4. Was method of handling withdrawals described?
  4.1. Were follow-up methods described and the same for all groups?
  4.2. Was the number, characteristics of withdrawals (i.e., dropouts, lost to follow up, attrition rate) and/or response rate (cross-sectional studies) described for each group? (Follow up goal for a strong study is 80%.)
  4.3. Were all enrolled subjects/patients (in the original sample) accounted for?
  4.4. Were reasons for withdrawals similar across groups?
  4.5. If diagnostic test, was decision to perform reference test not dependent on results of test under study?
5. Was blinding used to prevent introduction of bias?
  5.1. In intervention study, were subjects, clinicians/practitioners, and investigators blinded to treatment group, as appropriate?
  5.2. Were data collectors blinded for outcomes assessment? (If outcome is measured using an objective test, such as a lab value, this criterion is assumed to be met.)
  5.3. In cohort study or cross-sectional study, were measurements of outcomes and risk factors blinded?
  5.4. In case control study, was case definition explicit and case ascertainment not influenced by exposure status?
  5.5. In diagnostic study, were test results blinded to patient history and other test results?
6. Were intervention/therapeutic regimens/exposure factor or procedure and any comparison(s) described in detail? Were intervening factors described?
  6.1. In RCT or other intervention trial, were protocols described for all regimens studied?

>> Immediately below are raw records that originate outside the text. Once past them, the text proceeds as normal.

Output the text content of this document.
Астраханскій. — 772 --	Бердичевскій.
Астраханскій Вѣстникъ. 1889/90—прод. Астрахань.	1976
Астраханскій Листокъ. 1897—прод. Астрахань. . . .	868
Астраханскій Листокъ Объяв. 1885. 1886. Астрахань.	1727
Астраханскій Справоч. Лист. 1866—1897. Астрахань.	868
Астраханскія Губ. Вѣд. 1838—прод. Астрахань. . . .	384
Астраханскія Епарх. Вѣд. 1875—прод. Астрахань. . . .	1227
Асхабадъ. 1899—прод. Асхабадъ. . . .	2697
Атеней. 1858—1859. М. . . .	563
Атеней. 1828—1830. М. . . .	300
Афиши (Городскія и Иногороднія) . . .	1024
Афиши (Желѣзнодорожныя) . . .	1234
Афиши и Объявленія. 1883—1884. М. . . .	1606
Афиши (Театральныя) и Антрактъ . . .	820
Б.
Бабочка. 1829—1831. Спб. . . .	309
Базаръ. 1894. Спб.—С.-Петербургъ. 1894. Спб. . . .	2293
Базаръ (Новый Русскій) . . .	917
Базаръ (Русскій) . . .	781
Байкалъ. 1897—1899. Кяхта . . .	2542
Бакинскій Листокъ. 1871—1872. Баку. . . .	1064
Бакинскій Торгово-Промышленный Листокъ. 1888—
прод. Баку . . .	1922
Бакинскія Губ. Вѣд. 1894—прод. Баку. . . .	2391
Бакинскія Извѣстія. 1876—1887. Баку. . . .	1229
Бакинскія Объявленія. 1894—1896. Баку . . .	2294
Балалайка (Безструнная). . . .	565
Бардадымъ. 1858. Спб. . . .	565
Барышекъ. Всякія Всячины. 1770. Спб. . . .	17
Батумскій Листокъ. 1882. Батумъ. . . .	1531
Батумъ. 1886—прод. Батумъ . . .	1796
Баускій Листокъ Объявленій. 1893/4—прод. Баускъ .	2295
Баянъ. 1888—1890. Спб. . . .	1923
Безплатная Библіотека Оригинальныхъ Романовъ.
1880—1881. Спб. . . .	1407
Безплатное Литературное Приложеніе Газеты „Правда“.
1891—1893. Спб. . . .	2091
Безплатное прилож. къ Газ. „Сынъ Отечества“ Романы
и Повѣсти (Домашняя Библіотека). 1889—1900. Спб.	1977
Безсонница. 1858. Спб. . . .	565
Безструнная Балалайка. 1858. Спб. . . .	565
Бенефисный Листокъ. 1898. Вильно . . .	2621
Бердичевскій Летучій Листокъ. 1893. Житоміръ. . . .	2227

  6.2. In observational study, were interventions, study settings, and clinicians/provider described?
  6.3. Was the intensity and duration of the intervention or exposure factor sufficient to produce a meaningful effect?
  6.4. Was the amount of exposure and, if relevant, subject/patient compliance measured?

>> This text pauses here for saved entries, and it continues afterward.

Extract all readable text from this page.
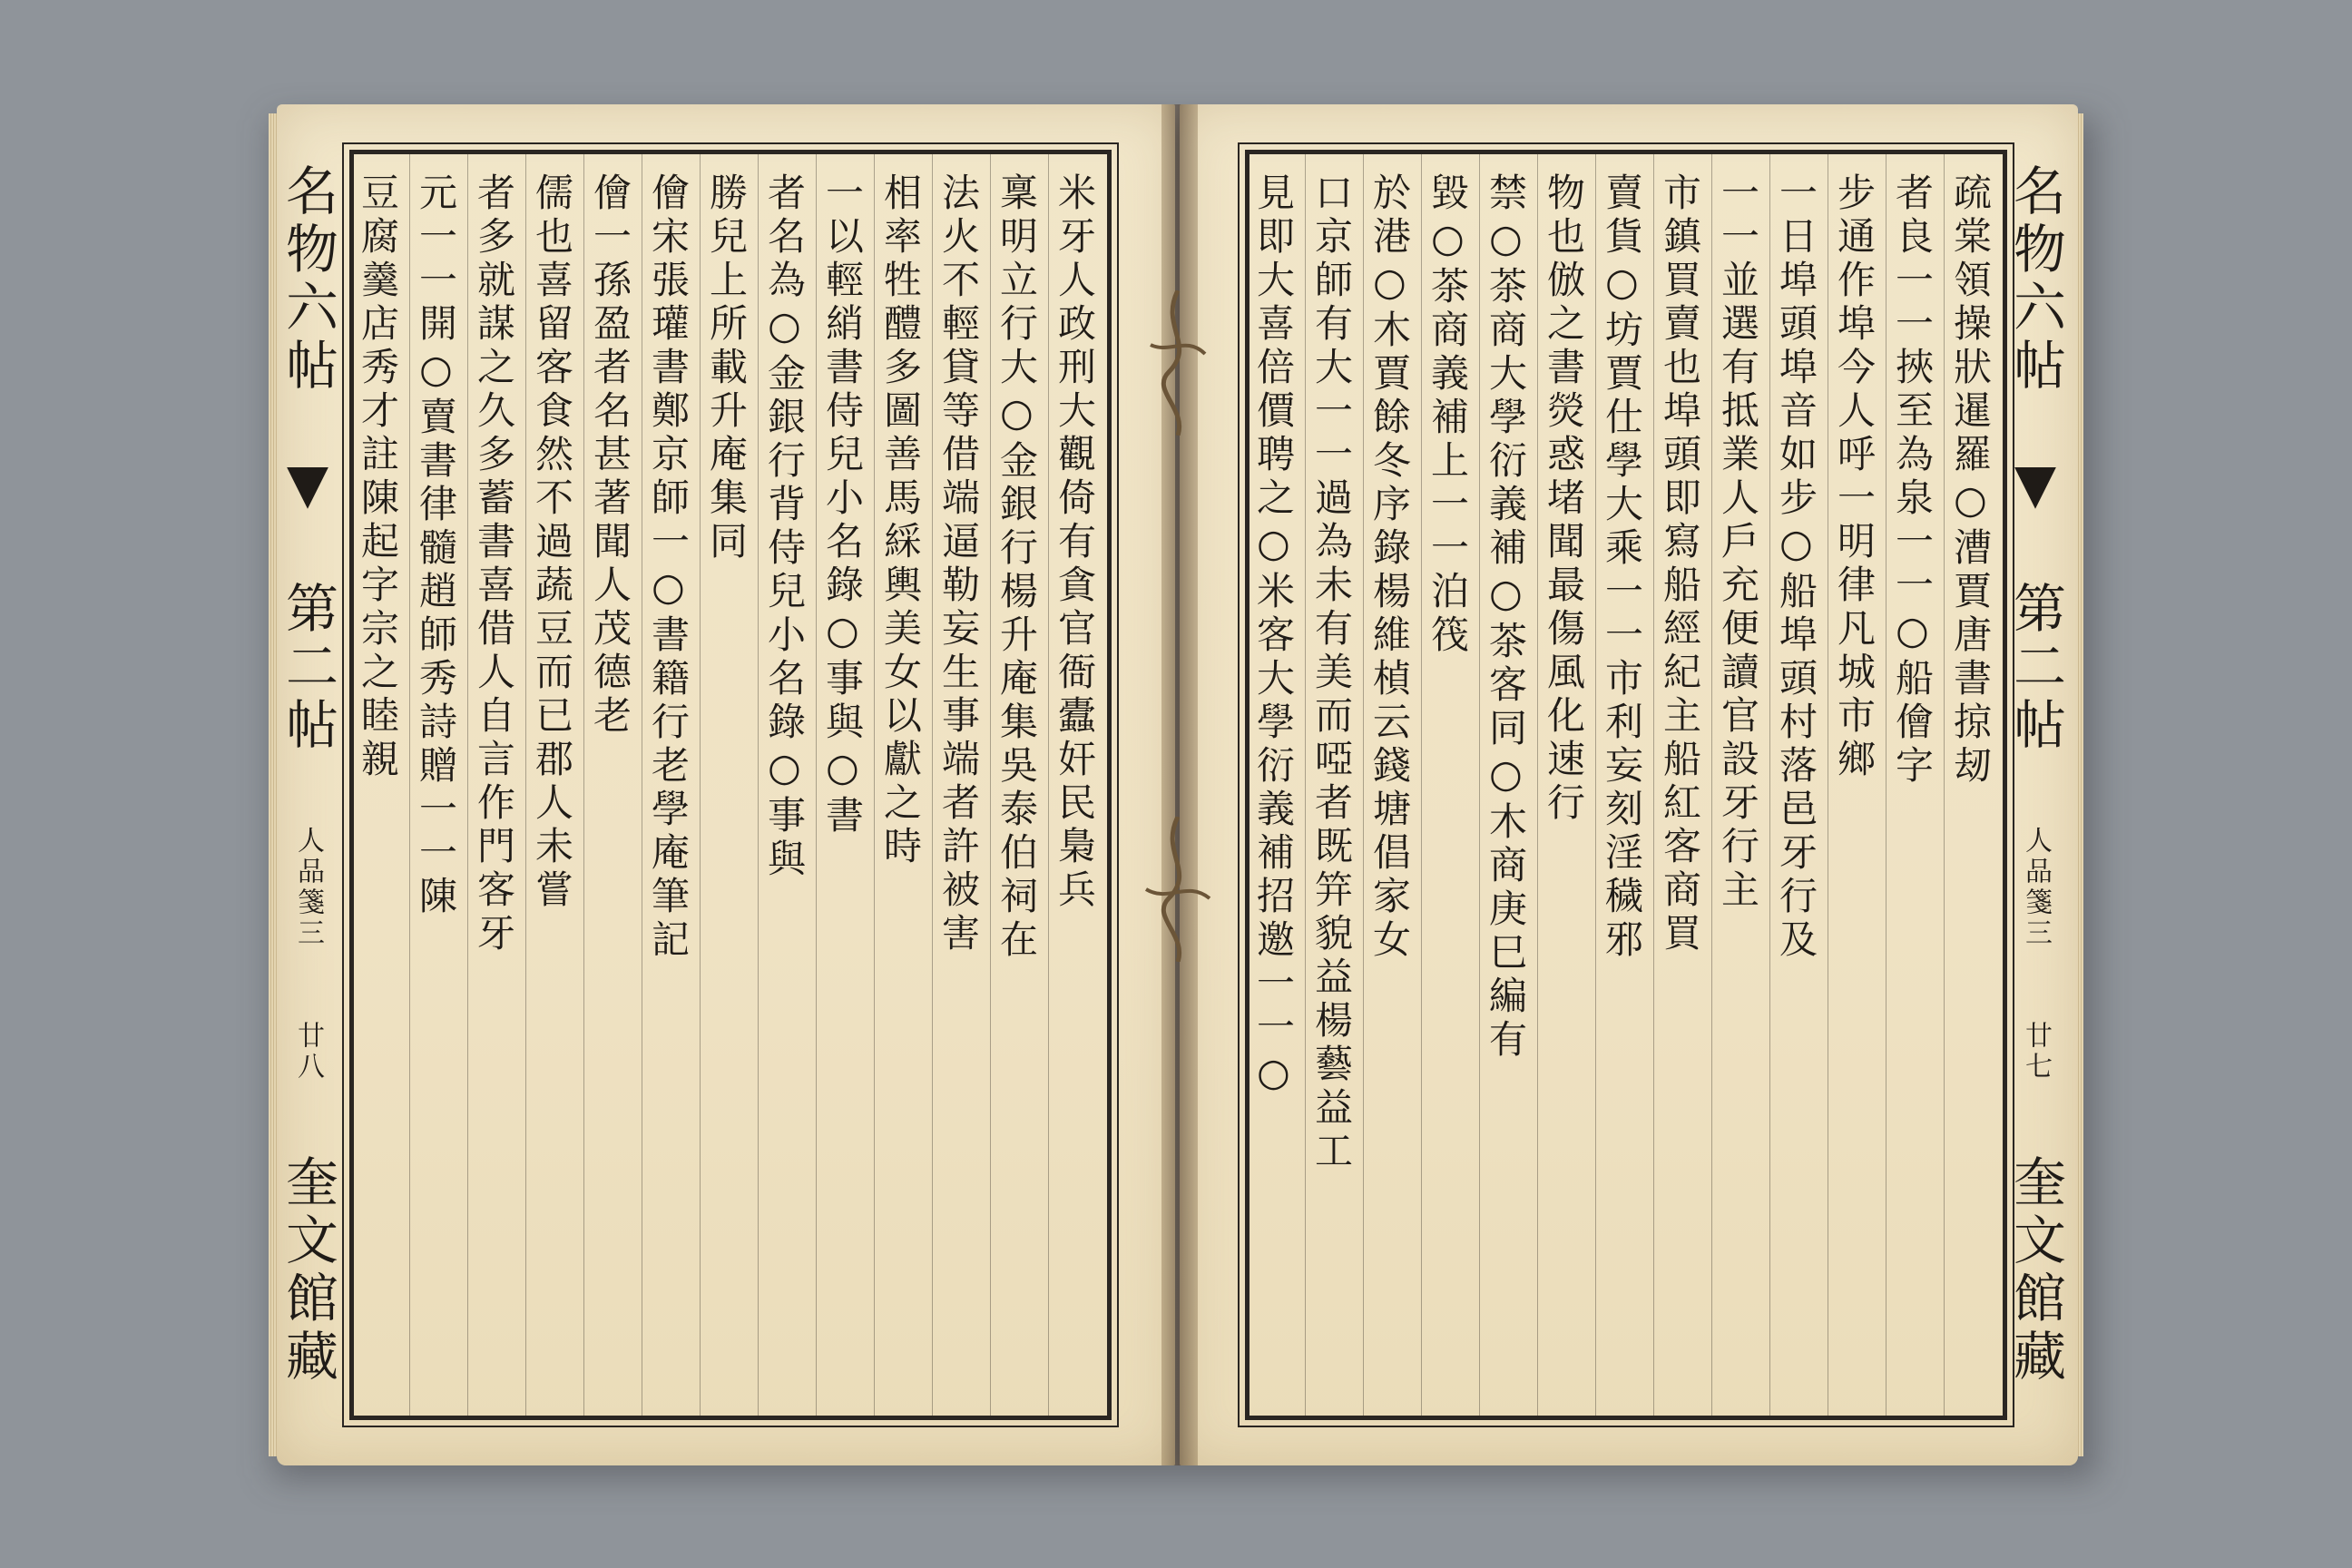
米牙人政刑大觀倚有貪官衙蠹奸民梟兵
稟明立行大○金銀行楊升庵集吳泰伯祠在
法火不輕貸等借端逼勒妄生事端者許被害
相率牲醴多圖善馬綵輿美女以獻之時
一以輕綃書侍兒小名錄○事與○書
者名為○金銀行背侍兒小名錄○事與
勝兒上所載升庵集同
儈宋張瓘書鄭京師一○書籍行老學庵筆記
儈一孫盈者名甚著聞人茂德老
儒也喜留客食然不過蔬豆而已郡人未嘗
者多就謀之久多蓄書喜借人自言作門客牙
元一一開○賣書律髓趙師秀詩贈一一陳
豆腐羹店秀才註陳起字宗之睦親
名物六帖
第二帖
人品箋三
廿八
奎文館藏
疏棠領操狀暹羅○漕賈唐書掠刼
者良一一挾至為泉一一○船儈字
步通作埠今人呼一明律凡城市鄉
一日埠頭埠音如步○船埠頭村落邑牙行及
一一並選有抵業人戶充便讀官設牙行主
市鎮買賣也埠頭即寫船經紀主船紅客商買
賣貨○坊賈仕學大乘一一市利妄刻淫穢邪
物也倣之書熒惑堵聞最傷風化速行
禁○茶商大學衍義補○茶客同○木商庚巳編有
毀○茶商義補上一一泊筏
於港○木賈餘冬序錄楊維楨云錢塘倡家女
口京師有大一一過為未有美而啞者既笄貌益楊藝益工
見即大喜倍價聘之○米客大學衍義補招邀一一○	名物六帖
第二帖
人品箋三
廿七
奎文館藏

  6.5. Were co-interventions (e.g., ancillary treatments, other therapies) described?
  6.6. Were extra or unplanned treatments described?
  6.7. Was the information for 6.4, 6.5, and 6.6 assessed the same way for all groups?

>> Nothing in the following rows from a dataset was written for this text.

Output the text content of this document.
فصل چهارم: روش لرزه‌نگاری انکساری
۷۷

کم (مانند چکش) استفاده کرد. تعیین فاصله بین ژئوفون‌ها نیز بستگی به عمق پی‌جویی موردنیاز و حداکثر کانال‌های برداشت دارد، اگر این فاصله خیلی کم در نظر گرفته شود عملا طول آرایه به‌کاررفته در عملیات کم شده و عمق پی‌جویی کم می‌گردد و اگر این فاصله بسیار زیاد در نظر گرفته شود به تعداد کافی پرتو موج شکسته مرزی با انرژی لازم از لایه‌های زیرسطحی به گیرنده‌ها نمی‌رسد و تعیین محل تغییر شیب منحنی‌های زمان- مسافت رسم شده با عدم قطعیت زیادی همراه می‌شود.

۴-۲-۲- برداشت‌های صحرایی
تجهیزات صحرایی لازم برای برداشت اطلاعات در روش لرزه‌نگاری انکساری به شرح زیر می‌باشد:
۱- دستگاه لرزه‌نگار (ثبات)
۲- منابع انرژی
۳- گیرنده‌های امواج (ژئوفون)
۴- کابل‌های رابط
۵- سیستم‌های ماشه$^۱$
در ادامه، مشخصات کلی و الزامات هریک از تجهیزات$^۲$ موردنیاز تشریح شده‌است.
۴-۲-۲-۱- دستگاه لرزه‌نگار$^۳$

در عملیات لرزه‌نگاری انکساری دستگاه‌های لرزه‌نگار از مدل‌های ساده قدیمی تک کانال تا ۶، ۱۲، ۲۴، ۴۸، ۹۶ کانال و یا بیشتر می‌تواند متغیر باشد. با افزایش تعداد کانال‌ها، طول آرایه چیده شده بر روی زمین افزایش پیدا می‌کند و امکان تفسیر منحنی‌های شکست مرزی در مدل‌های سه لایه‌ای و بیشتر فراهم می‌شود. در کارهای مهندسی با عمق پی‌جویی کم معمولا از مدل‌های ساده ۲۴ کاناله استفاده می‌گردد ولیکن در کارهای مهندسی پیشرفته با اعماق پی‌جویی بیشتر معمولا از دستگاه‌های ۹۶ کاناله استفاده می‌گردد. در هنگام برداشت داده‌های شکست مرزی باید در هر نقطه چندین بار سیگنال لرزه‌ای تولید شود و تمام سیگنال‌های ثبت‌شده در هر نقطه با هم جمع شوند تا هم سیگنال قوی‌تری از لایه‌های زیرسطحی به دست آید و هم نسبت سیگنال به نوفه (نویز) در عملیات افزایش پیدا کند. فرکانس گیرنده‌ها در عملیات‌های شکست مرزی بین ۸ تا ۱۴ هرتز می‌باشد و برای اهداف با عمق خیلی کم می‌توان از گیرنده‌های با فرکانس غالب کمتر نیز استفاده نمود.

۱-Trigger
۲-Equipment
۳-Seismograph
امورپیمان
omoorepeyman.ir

  6.8. In diagnostic study, were details of test administration and replication sufficient?
7. Were outcomes clearly defined and the measurements valid and reliable?
  7.1. Were primary and secondary endpoints described and relevant to the question?
  7.2. Were nutrition measures appropriate to question and outcomes of concern?
  7.3. Was the period of follow-up long enough for important outcome(s) to occur?
  7.4. Were the observations and measurements based on standard, valid, and reliable data collection instruments/tests/procedures?
  7.5. Was the measurement of effect at an appropriate level of precision?
  7.6. Were other factors accounted for (measured) that could affect outcomes?
  7.7. Were the measurements conducted consistently across groups?
8. Was the statistical analysis appropriate for the study design and type of outcome indicators?
  8.1. Were statistical analyses adequately described and the results reported appropriately?
  8.2. Were correct statistical tests used and assumptions of test not violated?
  8.3. Were statistics reported with levels of significance and/or confidence intervals?
  8.4. Was "intent to treat" analysis of outcomes done (and as appropriate, was there an analysis of outcomes for those maximally exposed or a dose-response analysis)?
  8.5. Were adequate adjustments made for effects of confounding factors that might have affected the outcomes (e.g., multivariate analyses)?
  8.6. Was clinical significance as well as statistical significance reported?
  8.7. If negative findings, was a power calculation reported to address type 2 error?
9. Are conclusions supported by results with biases and limitations taken into consideration?
  9.1. Is there a discussion of findings?
  9.2. Are biases and study limitations identified and discussed?
10. Is bias due to study’s funding or sponsorship unlikely?
  10.1. Were sources of funding and investigators’ affiliations described?
  10.2. Was the study free from apparent conflict of interest?